Crude oil prices climbed higher on more upbeat demand outlook and huge decline in US inventory. However, the upside would likely be limited as OPEC+ is prone to taper output cut, by 2M bpr, to 7.7M bpd from August. In the latest energy reports, all three major agencies revised upward their forecasts on global oil demand this year. The upgrades were mainly driven by the less severe contraction in demand in 2Q20. The US Energy Information Agency (EIA) projects that world demand would fall to 92.89M bpd this year. While falling -8.07% from 2019, the latest estimate marks an increase of +0.36M bpd from last month’s forecast. Demand is expected to recover to 99.88M bpd in 2021, compared with +99.71M bpt projected in June. The Paris-based International Energy Agency (IEA) estimated that global oil demand would decline, by -7.9%, to 92.1M bpd in 2020. This marks an upgrade from 91.7M bpd in June. Demand would then recover to 97.4M bpd in 2021. OPEC has also upgrade the global oil demand forecast to 90.72M bpd for 2020, compared with June’s projection of 90.59M bpd. Although demand is expected to fall -8.98% from 2019, it would likely increase in 2021.
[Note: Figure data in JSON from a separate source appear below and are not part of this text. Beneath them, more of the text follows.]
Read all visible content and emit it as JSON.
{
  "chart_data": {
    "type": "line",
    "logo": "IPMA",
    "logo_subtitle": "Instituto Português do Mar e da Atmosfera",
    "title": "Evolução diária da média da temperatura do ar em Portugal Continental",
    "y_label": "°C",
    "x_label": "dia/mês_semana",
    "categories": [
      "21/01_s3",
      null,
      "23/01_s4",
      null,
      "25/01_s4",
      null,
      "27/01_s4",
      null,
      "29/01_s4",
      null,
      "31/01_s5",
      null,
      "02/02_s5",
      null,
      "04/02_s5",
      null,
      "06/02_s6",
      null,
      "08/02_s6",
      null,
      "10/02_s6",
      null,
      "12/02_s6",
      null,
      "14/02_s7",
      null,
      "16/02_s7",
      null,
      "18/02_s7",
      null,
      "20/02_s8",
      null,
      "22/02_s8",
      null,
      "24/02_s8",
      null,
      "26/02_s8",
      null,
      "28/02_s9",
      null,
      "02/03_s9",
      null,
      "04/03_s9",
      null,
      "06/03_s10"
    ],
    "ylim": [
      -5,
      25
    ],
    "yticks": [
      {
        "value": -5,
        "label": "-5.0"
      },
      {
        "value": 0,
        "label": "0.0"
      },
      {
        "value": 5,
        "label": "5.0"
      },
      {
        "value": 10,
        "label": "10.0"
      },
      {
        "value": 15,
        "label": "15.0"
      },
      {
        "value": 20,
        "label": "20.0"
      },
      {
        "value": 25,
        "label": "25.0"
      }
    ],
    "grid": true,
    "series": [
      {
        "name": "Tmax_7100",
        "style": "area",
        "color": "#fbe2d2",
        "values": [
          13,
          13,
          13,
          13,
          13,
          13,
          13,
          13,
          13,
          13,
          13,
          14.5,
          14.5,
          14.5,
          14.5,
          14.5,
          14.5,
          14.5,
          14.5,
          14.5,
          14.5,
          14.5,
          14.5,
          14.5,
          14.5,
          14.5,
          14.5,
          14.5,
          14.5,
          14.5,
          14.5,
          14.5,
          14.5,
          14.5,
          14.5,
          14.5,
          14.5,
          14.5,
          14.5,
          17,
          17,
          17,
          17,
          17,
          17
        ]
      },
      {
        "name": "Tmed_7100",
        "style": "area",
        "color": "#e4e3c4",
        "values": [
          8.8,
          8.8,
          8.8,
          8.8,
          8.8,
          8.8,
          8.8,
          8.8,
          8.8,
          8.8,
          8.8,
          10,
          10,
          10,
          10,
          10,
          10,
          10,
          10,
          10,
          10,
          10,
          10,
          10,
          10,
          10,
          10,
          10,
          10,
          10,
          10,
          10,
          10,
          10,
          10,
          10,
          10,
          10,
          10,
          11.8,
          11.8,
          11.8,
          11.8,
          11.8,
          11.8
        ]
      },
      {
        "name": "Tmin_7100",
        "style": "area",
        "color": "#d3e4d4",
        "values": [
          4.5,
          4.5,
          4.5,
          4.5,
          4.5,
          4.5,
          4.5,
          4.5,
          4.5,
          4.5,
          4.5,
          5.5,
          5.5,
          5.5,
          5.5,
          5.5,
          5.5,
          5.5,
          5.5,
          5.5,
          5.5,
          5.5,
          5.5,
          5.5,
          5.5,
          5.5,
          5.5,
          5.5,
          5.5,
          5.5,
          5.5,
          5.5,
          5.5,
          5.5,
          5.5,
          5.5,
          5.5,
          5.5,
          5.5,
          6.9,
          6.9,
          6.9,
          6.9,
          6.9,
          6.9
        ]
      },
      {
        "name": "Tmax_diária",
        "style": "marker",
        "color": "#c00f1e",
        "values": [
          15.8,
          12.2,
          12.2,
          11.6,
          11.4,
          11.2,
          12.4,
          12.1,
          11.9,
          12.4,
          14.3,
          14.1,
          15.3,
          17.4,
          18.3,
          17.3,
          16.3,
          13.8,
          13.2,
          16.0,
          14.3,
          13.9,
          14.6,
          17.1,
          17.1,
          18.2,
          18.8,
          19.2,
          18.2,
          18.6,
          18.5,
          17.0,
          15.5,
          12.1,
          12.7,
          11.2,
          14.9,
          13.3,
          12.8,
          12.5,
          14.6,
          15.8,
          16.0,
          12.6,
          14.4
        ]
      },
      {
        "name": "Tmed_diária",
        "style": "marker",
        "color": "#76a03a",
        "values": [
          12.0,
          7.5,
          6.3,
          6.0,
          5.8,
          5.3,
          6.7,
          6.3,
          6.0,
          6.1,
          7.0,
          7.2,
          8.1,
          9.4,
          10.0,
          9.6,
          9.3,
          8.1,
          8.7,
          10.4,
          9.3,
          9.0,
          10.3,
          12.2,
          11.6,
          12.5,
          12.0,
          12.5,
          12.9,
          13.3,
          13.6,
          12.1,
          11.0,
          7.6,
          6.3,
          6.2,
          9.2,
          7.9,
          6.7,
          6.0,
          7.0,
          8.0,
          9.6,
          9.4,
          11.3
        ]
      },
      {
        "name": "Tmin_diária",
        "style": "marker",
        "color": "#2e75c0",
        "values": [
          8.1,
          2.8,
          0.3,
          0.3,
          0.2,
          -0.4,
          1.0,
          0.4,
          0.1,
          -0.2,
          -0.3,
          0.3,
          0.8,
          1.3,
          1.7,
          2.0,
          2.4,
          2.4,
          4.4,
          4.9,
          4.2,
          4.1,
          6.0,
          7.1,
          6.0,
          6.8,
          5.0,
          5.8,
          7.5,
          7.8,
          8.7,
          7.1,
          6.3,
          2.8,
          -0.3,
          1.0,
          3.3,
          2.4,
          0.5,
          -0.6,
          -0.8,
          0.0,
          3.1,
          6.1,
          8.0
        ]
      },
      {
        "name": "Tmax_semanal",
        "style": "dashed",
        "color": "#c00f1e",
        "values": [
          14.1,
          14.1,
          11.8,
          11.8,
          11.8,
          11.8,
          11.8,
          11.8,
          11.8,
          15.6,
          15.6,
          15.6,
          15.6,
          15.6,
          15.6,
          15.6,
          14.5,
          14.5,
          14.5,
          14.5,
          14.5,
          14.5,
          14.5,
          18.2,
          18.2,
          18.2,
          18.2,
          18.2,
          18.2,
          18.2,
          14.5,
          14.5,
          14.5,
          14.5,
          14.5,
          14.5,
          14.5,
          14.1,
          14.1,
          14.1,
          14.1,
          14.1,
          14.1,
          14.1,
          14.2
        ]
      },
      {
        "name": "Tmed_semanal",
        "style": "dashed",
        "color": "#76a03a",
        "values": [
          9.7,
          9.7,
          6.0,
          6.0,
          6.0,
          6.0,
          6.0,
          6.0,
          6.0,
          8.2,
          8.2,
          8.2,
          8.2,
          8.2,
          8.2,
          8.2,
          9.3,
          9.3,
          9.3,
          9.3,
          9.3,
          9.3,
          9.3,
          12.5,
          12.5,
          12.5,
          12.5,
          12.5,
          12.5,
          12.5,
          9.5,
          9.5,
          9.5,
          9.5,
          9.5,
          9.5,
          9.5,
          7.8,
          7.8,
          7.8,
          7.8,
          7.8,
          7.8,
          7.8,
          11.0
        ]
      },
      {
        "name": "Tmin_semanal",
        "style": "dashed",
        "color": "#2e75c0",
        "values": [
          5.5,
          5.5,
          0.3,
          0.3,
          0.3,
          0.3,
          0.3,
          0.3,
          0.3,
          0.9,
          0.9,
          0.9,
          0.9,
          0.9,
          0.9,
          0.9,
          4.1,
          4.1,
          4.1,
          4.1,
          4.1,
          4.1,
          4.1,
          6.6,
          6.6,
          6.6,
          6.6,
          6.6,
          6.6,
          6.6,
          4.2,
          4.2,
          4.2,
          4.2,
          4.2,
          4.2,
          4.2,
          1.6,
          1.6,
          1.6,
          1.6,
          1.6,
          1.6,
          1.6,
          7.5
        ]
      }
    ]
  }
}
Separately, the report from the US Energy Information Administration (EIA) shows that total crude oil and petroleum products (ex. SPR) stocks soared +9.84 mmb to 1461.62 mmb in the week ended July 10. Crude oil inventory slu,ped -7.49 mmb (consensus: -2.98 mmb) to 531.69 mmb. Stockpile declined in 3 out of 5 PADDs. PADD 3 (Gulf Coast) inventory sank -7.9 mmb during the week. Cushing stock increased for a second straight week, adding +0.95 mmb, to 48.74 mmb. Utilization rate added +0.6 percentage points to 78.1% while crude production steadied at 11M bpd for the week. Crude oil imports dropped -1.83M bpd to 5.57M bpd in the week.Concerning refined oil product inventories, gasoline inventory declined -3.15 mmb to 248.54 mmb although demand dropped -1.35% to 8.65M bpd. The market had anticipated a -0.64 mmb decrease in stockpile. Production added +0.55% to 9.1M bpd while imports slumped -32.37% to 0.49M bpd during the week. Distillate slipped -0.45 mmb to 176.81 mmb from last week’s record level. The market had anticipated a +1.49 mmb increase. Demand soared +22.29% to 3.69M bpd. Production added +2.19% to 4.86 mmb while imports jumped +37.5% to 0.1M bpd during the week.
Released after market close on Wednesday, the industry-sponsored API estimated that crude oil inventory slumped -8.32 mmb during the week. For refined oil products, gasoline inventory dropped -3.61 mmb while distillate added +3.03 mmb.